The 08/27/15 Medication Administration Record reflected, "Ceftin 300 mg (milligrams) po (by mouth) twice daily times 10 days...administered 08/27/15 at 2100 and on 08/28/15 at 0900 and 2100..."
The 08/27/15 Multi-disciplinary Note timed at 2215 reflected, "Patient complains of shortness of breath...Ventolin...90 micrograms given..."

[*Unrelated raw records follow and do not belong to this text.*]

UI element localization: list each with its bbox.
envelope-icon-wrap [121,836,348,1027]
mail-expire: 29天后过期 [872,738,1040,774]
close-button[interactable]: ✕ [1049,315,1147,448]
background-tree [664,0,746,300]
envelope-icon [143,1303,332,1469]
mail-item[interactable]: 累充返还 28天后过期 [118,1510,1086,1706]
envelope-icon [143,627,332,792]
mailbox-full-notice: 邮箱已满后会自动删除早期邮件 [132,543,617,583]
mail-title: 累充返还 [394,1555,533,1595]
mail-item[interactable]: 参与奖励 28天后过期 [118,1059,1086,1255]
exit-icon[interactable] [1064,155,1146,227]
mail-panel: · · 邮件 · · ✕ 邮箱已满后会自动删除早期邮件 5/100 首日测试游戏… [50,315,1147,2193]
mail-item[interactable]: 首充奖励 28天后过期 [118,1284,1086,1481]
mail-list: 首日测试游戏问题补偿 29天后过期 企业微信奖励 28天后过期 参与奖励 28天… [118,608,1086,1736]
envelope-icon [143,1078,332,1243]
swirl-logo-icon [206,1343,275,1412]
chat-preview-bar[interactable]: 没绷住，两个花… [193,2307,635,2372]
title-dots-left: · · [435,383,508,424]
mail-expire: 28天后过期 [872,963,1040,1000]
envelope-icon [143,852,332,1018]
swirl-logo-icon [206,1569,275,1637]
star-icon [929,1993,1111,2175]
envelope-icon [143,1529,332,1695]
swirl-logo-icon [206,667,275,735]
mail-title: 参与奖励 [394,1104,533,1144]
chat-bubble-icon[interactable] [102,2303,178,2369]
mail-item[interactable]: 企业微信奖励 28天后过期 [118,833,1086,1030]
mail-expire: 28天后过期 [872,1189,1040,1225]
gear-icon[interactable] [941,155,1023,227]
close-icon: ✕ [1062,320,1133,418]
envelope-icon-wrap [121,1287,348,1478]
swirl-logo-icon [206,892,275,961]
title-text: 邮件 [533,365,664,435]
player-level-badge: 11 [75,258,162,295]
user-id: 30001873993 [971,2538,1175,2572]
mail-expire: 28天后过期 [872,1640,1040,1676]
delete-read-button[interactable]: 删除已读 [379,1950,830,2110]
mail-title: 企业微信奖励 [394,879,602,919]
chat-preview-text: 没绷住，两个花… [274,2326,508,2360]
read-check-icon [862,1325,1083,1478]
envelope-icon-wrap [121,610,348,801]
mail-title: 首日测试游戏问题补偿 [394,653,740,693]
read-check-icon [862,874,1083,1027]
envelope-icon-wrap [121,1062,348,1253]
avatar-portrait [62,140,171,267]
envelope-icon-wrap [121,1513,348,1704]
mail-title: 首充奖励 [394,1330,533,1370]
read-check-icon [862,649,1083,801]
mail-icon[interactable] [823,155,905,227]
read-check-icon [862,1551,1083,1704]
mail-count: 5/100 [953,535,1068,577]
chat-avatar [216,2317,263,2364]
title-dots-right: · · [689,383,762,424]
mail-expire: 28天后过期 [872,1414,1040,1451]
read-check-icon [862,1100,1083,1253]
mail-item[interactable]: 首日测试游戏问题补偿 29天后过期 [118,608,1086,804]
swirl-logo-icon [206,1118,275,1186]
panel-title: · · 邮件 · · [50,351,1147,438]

The 08/28/15 Multi-disciplinary Note timed at 2100 reflected, "Gave patient Ventolin two puffs at patient request due to shortness of breath..."
The 08/31/15(physician) progress note dated 08/31/15 timed at 0650 reflected, "Patient complains of congestion, cough with yellow sputum..."
The Physician Discharge Summary with a dictation date of 10/20/15 reflected, "Medical status monitored through treatment course...hospital course...admitted to inpatient program...placed on Celexa and Valium...no further thoughts of harm...discharged 09/08/15...discharge medications Prozac...follow-up with assisted living...continuation of psychiatric medication management reinforced..." No documentation was found in the discharge summary which addressed Patient #15's asthma, respiratory infection and continued use of inhalation medications.
On 10/23/15 at 1344 Personnel #2 was interviewed. Personnel #2 was asked to review Patient #15's medical record which included the treatment plan. Personnel #2 verified the physician discharge summary did not address Patient #15's respiratory infection nor address the need for inhalation medications for asthma and shortness of breath.